Eine einsame Ausbaugegnerin hatte es unter die geladenen Gäste geschafft. Allein unter Hunderten skandierte sie „Fluchhafen“ und „Millionengrab Kassel-Calden“, als am Donnerstag die Festansprachen zum offiziellen ersten Spatenstich für den nordhessischen Regionalflughafen beginnen sollten. Tapfer blies sie in ihre Trillerpfeife, bis Sicherheitsleute sie vom Baustellengelände schleppten – zu den anderen Demonstranten, die den Festakt von draußen mit Buhrufen und Pfiffen begleiteten.
Zwölf Jahre lang wurde um den Ausbau des Verkehrslandeplatzes Calden zum Kasseler Regionalflughafen erbittert gestritten. Mit Argumenten, mit Klagen, zuletzt gar mit einer Beschwerde bei der Europäischen Kommission versuchten die Gegner, das Prestigeprojekt der Landesregierung zu stoppen. Doch jetzt sind in Calden die Bagger angerückt, das Terrain für die neue 2500 Meter lange Start- und Landebahn wurde bereits vorbereitet. Und mit dem feierlichen ersten Spatenstich hat all das nun auch seine offiziellen Weihen.
1999: Erste Planungen für die Erweiterung des Verkehrslandeplatzes Calden bei Kassel zum Regionalflughafen.
2007: Nach jahrelangem Streit ergeht der Planfeststellungsbeschluss.
2009: Das Bundesverwaltungsgericht weist alle Klagen von Ausbaugegnern letztinstanzlich ab.
März 2010: Das Land räumt eine Kostenexplosion um fast 50 Prozent auf 225 Millionen Euro ein.
Dezember 2010: Die EU-Kommission erlaubt die erhöhten öffentlichen Investitionen und damit den Baustart.
März 2011: Offizieller erster Spatenstich.

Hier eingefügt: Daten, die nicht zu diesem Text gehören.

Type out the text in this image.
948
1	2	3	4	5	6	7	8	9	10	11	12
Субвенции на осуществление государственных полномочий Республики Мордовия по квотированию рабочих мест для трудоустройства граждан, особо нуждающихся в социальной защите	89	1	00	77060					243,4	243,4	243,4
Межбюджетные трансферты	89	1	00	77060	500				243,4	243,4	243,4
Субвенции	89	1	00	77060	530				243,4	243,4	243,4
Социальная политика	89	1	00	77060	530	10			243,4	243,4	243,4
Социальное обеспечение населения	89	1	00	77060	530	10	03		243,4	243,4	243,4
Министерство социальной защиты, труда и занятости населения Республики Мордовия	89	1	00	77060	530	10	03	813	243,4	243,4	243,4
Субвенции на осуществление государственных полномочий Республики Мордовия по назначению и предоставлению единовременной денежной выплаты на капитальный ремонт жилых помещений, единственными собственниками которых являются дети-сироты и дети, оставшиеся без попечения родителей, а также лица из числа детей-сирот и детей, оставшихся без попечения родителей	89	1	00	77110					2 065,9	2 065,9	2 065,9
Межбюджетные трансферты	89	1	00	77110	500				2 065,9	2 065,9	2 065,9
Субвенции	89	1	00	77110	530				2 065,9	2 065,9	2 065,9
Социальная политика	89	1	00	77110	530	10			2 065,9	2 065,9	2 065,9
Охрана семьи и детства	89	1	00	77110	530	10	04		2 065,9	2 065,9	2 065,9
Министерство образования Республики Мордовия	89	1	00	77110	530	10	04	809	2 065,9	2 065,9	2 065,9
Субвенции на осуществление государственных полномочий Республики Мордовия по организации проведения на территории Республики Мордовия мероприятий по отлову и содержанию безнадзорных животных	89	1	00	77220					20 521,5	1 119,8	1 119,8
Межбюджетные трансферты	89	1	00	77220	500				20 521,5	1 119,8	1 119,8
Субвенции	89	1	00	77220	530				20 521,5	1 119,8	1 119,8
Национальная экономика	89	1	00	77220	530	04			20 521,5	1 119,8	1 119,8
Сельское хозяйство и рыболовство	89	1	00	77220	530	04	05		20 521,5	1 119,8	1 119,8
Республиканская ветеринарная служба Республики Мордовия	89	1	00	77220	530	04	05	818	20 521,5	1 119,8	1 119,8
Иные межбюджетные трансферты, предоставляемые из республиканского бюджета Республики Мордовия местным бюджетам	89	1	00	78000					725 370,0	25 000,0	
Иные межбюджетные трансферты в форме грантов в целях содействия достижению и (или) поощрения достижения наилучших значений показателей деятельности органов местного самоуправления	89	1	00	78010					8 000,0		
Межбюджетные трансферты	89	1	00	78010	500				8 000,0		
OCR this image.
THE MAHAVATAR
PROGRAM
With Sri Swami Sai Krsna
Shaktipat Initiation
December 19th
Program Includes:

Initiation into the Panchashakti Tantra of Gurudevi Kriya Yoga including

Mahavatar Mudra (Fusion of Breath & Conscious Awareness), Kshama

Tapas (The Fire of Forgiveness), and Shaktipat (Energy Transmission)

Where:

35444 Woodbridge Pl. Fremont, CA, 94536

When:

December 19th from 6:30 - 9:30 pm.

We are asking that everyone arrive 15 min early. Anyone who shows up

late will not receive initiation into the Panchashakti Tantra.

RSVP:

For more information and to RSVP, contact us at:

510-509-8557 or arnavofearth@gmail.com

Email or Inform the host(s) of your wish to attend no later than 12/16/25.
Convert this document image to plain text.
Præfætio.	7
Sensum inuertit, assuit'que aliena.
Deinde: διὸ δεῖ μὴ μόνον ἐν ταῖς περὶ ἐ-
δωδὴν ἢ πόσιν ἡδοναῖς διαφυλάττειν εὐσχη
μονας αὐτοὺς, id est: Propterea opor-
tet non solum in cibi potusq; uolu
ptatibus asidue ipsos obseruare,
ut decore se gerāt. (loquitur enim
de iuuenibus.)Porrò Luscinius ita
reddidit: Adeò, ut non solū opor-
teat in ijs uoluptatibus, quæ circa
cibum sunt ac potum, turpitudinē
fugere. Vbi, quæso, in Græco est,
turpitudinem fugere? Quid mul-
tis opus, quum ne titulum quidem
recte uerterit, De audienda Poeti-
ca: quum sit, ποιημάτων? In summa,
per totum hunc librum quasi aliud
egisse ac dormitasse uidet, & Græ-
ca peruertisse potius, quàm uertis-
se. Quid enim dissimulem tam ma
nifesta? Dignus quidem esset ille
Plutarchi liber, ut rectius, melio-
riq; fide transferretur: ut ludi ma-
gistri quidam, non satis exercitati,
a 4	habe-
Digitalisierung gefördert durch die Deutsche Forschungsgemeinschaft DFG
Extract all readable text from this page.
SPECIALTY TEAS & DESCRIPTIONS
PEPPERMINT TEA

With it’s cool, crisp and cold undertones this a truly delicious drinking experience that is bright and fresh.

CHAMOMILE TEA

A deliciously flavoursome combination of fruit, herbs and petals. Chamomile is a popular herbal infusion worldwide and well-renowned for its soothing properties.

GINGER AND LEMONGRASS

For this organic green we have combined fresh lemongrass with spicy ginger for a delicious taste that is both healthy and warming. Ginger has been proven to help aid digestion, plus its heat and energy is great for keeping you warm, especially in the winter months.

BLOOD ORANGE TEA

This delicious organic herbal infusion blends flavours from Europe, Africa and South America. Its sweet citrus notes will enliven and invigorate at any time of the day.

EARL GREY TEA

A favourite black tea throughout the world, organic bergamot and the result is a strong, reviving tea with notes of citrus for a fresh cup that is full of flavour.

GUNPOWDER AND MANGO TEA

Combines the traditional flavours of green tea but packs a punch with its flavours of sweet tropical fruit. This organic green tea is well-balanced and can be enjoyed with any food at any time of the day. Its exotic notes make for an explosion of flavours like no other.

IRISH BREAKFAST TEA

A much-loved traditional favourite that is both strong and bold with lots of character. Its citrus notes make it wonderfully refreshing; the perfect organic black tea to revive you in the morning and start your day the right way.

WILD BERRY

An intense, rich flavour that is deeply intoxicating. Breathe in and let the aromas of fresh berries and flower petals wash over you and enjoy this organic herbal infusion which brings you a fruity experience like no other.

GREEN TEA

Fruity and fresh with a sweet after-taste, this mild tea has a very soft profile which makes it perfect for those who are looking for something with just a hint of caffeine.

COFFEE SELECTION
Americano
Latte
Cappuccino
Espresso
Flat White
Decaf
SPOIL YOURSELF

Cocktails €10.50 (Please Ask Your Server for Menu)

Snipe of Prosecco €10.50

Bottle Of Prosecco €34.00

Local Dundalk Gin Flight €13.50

April 2013: Geplante Eröffnung. jft
„Der Region Flügel verleihen“ war das Motto der Zeremonie. „Die Region bekommt Flügel“ hatten auch die Gegner auf ihre Plakate geschrieben – aber einen Pleitegeier dazugemalt. Das Für und Wider des Flughafenausbaus, das jahrelang diskutiert wurde, ließ sich an diesem Tag noch einmal in gedrängter Form erleben. Von Aufschwung, von Arbeitsplätzen und der „Boomregion“ Nordhessen war in Reden und Presseverlautbarungen die Rede. Die CDU sprach von einem „Startplatz in die Zukunft“, die FDP sah ein „neues Zeitalter für Nordhessen“ heraufziehen.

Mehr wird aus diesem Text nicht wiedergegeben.